Wisconsin is one of several states that have laws similar to the federal aggregate limit that was just tossed by the Supreme Court. Ours is an annual limit of $10,000 on total contributions to state and local candidates, parties and political committees. In 2010 and 2012 combined, only 299 donors – including 173 who don't live in Wisconsin – reached the $10,000 limit. These donors' numbers are equal to five one-thousandths of 1% of the state's population, although most of them are not Wisconsin residents.

One of the mega-donors who is chafing under the $10,000 limit is Racine businessman Fred Young, who is challenging the state law in court. If he succeeds, a tiny group of millionaires and billionaires will see their ability to influence state and local elections expanded exponentially. If Wisconsin's $10,000 aggregate limit on donations had not been in place in 2012, a single donor would have been give candidates and parties at least $6.8 million to influence state and local elections in our state.

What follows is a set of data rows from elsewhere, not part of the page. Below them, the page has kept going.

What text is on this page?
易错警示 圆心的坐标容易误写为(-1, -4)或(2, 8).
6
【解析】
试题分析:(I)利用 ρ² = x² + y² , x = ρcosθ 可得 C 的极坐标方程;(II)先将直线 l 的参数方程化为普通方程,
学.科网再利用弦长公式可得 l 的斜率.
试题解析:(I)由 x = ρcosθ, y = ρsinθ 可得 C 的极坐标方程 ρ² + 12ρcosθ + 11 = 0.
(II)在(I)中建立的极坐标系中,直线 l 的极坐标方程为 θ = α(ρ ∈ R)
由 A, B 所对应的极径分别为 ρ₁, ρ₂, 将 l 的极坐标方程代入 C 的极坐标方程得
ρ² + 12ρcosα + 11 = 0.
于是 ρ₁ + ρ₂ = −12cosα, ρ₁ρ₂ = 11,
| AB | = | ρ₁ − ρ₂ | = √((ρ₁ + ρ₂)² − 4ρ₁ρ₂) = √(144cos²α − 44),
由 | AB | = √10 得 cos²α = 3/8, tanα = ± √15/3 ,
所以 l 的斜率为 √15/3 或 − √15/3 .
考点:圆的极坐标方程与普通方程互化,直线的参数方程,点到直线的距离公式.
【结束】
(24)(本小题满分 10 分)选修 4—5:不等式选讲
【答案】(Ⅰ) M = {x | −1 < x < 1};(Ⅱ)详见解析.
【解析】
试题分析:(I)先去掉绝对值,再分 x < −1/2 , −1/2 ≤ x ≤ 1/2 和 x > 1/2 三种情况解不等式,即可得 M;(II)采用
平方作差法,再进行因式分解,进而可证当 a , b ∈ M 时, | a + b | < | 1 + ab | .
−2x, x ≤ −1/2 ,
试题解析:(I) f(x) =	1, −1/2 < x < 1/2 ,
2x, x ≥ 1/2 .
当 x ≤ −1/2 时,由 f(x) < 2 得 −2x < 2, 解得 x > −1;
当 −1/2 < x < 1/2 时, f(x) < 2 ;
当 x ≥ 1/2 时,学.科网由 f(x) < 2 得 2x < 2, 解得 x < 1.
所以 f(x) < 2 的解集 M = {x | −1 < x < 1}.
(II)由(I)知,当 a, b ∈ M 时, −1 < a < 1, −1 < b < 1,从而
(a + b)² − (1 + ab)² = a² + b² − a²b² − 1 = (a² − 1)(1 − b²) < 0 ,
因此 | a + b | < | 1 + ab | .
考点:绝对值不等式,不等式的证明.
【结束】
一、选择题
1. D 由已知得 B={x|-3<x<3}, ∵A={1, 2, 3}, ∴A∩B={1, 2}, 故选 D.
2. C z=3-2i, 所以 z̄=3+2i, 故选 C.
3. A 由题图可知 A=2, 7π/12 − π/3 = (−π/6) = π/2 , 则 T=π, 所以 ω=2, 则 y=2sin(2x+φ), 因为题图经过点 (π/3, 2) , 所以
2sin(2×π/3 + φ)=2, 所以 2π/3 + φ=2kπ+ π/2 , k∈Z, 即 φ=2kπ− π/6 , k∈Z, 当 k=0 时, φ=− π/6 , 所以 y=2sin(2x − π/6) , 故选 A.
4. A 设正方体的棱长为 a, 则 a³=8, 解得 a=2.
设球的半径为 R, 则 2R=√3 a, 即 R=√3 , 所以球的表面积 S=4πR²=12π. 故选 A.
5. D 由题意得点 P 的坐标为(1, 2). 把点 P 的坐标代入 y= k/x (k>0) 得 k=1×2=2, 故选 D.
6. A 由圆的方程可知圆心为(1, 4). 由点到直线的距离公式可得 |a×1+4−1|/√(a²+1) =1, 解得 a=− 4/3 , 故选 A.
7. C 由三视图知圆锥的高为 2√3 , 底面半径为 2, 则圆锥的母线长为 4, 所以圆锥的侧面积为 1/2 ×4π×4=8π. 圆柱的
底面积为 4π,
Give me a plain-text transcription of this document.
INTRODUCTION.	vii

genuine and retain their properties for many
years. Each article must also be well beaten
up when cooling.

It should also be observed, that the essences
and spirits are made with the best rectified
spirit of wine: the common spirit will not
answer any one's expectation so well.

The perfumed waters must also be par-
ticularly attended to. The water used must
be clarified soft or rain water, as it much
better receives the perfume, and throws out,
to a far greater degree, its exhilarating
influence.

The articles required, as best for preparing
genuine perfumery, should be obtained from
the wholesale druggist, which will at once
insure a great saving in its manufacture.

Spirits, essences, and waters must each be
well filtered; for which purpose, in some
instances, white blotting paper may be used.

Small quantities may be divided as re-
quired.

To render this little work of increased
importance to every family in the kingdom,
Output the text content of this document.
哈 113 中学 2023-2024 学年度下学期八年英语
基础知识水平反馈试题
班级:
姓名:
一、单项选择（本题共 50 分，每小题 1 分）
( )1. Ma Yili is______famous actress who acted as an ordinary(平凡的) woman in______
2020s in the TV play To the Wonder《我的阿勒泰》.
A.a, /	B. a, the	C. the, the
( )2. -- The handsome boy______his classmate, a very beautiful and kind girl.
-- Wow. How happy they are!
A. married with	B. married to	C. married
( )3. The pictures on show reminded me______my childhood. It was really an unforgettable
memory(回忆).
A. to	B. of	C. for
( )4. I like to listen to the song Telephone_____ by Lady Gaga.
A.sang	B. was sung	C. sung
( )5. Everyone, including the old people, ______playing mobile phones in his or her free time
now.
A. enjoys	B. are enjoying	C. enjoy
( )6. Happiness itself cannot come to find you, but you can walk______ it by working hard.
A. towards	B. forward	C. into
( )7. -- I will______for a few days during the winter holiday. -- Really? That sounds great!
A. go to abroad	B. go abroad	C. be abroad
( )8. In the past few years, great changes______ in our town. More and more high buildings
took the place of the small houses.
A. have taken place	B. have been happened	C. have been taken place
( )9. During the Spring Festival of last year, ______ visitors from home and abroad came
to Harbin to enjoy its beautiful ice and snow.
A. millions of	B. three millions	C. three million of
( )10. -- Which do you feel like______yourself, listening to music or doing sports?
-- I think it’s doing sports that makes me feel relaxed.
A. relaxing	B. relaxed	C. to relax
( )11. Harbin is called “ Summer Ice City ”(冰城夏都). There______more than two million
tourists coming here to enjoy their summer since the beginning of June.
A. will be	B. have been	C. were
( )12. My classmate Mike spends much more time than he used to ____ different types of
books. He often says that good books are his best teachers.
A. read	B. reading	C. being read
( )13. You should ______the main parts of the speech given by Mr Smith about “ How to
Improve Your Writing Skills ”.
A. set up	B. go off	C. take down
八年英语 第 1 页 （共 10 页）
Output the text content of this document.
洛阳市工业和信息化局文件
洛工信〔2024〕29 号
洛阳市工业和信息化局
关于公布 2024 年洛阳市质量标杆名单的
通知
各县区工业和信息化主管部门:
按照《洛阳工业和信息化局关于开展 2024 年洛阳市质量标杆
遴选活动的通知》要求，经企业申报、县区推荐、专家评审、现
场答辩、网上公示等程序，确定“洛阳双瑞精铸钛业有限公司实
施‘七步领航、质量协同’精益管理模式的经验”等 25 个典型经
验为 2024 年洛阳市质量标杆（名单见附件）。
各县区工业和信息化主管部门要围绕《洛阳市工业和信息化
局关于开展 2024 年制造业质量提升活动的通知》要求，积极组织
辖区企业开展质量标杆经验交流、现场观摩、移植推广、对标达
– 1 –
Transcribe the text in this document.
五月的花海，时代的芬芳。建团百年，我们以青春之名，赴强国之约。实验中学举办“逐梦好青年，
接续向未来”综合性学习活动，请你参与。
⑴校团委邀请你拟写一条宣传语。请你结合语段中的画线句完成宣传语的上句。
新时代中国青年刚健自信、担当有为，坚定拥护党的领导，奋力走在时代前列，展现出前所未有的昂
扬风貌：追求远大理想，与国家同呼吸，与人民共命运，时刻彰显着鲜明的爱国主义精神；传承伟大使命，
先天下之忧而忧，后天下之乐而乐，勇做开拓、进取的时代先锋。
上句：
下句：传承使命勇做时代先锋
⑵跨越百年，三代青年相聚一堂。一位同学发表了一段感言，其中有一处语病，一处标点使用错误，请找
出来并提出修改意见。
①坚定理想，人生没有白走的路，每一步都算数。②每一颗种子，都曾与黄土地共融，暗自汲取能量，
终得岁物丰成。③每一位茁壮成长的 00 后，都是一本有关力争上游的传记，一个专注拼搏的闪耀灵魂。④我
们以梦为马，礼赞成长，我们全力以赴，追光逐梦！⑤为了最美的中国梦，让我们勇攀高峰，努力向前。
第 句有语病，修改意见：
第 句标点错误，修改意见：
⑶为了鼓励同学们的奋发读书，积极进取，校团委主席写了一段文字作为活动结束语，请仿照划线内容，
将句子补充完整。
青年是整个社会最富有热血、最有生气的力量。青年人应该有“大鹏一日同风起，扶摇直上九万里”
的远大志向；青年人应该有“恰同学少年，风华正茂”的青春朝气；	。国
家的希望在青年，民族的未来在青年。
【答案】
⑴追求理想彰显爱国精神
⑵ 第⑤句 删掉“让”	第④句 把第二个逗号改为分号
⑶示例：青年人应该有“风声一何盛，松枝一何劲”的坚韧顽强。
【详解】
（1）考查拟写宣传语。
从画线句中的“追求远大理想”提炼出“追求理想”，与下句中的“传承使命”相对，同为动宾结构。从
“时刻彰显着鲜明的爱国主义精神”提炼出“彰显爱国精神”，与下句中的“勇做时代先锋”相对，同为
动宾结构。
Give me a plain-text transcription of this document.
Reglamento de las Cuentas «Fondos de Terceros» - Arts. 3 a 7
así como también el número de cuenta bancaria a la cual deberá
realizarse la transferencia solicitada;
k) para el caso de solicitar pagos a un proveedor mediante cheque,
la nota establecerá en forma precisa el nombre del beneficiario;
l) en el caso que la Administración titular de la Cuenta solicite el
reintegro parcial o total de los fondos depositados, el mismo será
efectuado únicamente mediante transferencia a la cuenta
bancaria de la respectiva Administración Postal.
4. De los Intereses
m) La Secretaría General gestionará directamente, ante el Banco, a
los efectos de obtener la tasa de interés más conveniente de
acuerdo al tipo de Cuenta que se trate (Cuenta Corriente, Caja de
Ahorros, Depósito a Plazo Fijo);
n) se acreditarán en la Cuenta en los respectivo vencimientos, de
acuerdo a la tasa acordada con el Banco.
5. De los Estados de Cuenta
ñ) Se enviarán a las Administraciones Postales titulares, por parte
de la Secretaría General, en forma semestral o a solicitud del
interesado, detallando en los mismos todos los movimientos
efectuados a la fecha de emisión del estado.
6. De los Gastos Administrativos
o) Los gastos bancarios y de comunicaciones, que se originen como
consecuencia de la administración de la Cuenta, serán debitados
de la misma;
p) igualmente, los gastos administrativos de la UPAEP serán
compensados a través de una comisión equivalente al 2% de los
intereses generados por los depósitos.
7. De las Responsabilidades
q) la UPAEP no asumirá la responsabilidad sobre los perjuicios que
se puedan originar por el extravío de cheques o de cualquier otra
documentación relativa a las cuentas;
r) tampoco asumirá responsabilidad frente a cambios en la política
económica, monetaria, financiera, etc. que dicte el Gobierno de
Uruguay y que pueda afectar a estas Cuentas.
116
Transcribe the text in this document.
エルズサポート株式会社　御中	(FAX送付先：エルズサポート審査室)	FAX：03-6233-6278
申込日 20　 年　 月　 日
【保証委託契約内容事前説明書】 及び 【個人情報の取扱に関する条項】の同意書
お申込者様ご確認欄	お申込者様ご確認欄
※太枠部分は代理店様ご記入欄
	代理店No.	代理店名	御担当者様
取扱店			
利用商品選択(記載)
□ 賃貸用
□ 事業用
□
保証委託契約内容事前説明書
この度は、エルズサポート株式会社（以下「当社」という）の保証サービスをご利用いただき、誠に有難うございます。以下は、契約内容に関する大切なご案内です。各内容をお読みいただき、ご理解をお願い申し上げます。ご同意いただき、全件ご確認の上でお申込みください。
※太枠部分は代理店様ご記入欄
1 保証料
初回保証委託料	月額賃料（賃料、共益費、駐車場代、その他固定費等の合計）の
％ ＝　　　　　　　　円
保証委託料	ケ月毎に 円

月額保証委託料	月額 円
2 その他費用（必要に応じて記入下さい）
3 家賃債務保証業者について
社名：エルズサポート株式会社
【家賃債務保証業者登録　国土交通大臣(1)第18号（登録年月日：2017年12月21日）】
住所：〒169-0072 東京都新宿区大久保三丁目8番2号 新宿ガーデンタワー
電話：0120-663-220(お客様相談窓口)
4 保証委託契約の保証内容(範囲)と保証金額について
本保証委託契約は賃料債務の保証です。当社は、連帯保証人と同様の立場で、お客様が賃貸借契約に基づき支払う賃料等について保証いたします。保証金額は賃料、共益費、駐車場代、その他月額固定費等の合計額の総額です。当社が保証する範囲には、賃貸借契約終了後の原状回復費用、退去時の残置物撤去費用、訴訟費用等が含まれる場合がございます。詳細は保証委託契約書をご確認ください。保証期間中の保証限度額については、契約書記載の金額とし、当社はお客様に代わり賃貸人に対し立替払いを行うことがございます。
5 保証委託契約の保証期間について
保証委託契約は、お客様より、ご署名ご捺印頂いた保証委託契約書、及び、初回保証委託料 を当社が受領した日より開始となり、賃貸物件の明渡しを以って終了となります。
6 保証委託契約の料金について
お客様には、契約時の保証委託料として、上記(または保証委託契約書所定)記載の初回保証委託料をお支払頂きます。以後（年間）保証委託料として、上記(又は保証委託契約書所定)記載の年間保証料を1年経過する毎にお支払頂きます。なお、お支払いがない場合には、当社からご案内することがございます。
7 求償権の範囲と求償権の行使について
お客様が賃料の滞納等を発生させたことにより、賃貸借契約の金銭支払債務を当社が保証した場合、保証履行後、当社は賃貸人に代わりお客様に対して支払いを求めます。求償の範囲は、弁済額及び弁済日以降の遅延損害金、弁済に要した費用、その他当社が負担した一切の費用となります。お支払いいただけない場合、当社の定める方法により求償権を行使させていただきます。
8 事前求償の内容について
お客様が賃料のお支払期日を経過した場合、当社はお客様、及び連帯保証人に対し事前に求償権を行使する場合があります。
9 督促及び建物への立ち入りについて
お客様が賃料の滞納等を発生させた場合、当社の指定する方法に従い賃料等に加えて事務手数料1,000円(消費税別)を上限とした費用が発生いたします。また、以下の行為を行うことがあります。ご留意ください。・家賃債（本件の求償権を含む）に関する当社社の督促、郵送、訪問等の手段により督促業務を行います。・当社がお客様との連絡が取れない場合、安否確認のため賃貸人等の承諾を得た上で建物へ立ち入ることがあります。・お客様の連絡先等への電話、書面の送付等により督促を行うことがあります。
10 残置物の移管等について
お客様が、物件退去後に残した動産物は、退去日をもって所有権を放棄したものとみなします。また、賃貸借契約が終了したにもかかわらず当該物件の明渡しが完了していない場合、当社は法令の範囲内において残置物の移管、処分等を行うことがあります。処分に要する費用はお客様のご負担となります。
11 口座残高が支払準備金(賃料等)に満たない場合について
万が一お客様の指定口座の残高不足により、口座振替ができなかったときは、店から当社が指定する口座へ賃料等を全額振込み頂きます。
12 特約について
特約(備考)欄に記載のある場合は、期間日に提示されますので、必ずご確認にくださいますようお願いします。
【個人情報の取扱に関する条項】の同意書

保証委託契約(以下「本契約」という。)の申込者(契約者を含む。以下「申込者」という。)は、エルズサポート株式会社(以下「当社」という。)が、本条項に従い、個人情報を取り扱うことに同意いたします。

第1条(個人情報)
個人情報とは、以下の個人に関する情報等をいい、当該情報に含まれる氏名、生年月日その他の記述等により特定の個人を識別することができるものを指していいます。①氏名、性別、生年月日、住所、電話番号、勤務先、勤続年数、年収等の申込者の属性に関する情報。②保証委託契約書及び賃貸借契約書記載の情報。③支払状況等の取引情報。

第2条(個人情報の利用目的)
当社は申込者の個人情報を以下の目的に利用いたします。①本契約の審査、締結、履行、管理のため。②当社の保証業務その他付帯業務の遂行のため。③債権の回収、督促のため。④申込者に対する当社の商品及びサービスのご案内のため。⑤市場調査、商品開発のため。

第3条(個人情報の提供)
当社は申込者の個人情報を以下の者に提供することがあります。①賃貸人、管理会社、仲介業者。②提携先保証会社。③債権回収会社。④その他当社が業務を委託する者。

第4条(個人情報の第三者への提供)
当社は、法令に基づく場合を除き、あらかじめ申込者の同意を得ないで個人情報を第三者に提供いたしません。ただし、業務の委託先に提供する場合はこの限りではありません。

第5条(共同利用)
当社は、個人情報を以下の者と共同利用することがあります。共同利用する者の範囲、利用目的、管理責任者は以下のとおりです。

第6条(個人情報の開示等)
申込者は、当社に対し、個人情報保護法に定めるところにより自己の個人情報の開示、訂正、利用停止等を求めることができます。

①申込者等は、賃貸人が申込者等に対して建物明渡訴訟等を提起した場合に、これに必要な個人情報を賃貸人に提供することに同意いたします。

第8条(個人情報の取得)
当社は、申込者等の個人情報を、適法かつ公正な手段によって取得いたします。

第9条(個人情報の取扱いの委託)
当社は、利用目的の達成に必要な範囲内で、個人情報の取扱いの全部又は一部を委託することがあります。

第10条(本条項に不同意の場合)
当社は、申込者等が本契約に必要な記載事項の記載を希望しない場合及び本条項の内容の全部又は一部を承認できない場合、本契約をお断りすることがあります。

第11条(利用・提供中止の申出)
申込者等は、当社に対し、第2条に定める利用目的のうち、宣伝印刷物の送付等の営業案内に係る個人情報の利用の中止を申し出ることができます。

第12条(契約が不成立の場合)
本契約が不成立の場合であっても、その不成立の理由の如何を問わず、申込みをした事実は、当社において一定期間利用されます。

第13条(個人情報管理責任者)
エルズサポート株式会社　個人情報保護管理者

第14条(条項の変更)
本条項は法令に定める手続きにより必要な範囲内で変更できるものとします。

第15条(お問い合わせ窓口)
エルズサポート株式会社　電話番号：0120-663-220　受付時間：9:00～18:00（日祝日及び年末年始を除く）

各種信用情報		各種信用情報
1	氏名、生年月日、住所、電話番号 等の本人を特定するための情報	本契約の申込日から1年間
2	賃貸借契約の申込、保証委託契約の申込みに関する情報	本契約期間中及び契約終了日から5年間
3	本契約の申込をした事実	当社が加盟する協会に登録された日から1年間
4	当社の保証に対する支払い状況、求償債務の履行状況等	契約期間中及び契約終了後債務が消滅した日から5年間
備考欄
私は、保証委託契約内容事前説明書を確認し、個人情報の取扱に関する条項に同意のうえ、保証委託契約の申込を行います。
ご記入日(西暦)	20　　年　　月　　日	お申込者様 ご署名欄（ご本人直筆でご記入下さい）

The First Amendment is only 45 words long. The word "money" is not among those 45 words. And you can read the entire Constitution from the first word ("We") to the very last word of the 27th Amendment and you will not find the word "corporation" a single time. Five members of the Supreme Court have tortured the plain meaning of these founding documents to effectively remove the "r" from free speech and further empower the wealthiest and most privileged among us.

When judges issue rulings so at odds with bedrock principles of democracy and core American values like equality, liberty and justice for all, it is up to the people to overturn them. It is up to us to secure passage of a 28th Amendment clarifying that money is not speech, corporations are not people, elections are not auctions and public offices are not commodities to be sold to the highest bidder.